Wenn der Staat versagt hat, weil er Bürger nicht vor Gewaltverbrechen schützen konnte, soll er ihnen zumindest eine Entschädigung zahlen – das ist der Grundgedanke des Opferentschädigungsgesetzes (OEG), wie es seit 46 Jahren besteht. Doch das Gesetz wirkt wenig: Kaum zehn Prozent der Opfer nehmen es in Anspruch, hat eine umfassende Untersuchung der Hilfsorganisation Weißer Ring ergeben. Zudem werden sehr viele Opferanträge von den Versorgungsämtern abgelehnt – besonders gering sind die Chancen auf Entschädigung demnach in Bremen und Niedersachsen.

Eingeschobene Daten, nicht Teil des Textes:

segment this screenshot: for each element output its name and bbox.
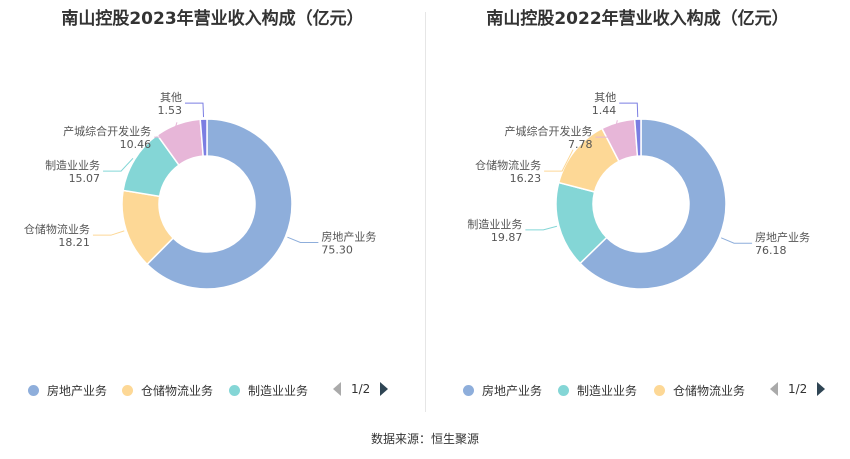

Im Zehnjahresvergleich – der Weiße Ring untersuchte den Zeitraum von 2010 bis 2019 – wurden in Bremen 53,7 Prozent aller Anträge abgelehnt, im Jahr 2019 waren es mehr als zwei Drittel (67,5 Prozent). In Niedersachsen ist zwar die langfristige Ablehnungsquote mit 36 Prozent sehr niedrig, die Anerkennungsquote mit 26,2 Prozent ebenso. In Bremen sieht es mit 30,3 Prozent kaum besser aus. Der an 100 fehlende Rest wird von den Ämtern als „erledigt aus sonstigen Gründen“ verbucht – das kann der Tod des Antragstellers sein, die Rücknahme des Antrags oder auch die Weitergabe des Falls an ein anderes Bundesland.

Zuständig für die Genehmigung oder Ablehnung der Anträge ist in Bremen das Amt für Versorgung und Integration (Avib), eine recht große Dienststelle der Sozialsenatorin. 205 Anträge nach dem OEG hat man hier im Schnitt der vergangenen drei Jahre bearbeitet und jährlich zwischen fünf und sechs Millionen Euro an Entschädigungszahlungen geleistet. Die verteilen sich hälftig auf Versorgungsrenten und Heil- und Behandlungskosten. In Niedersachsen wurden im vorigen Jahr 1365 Anträge gestellt.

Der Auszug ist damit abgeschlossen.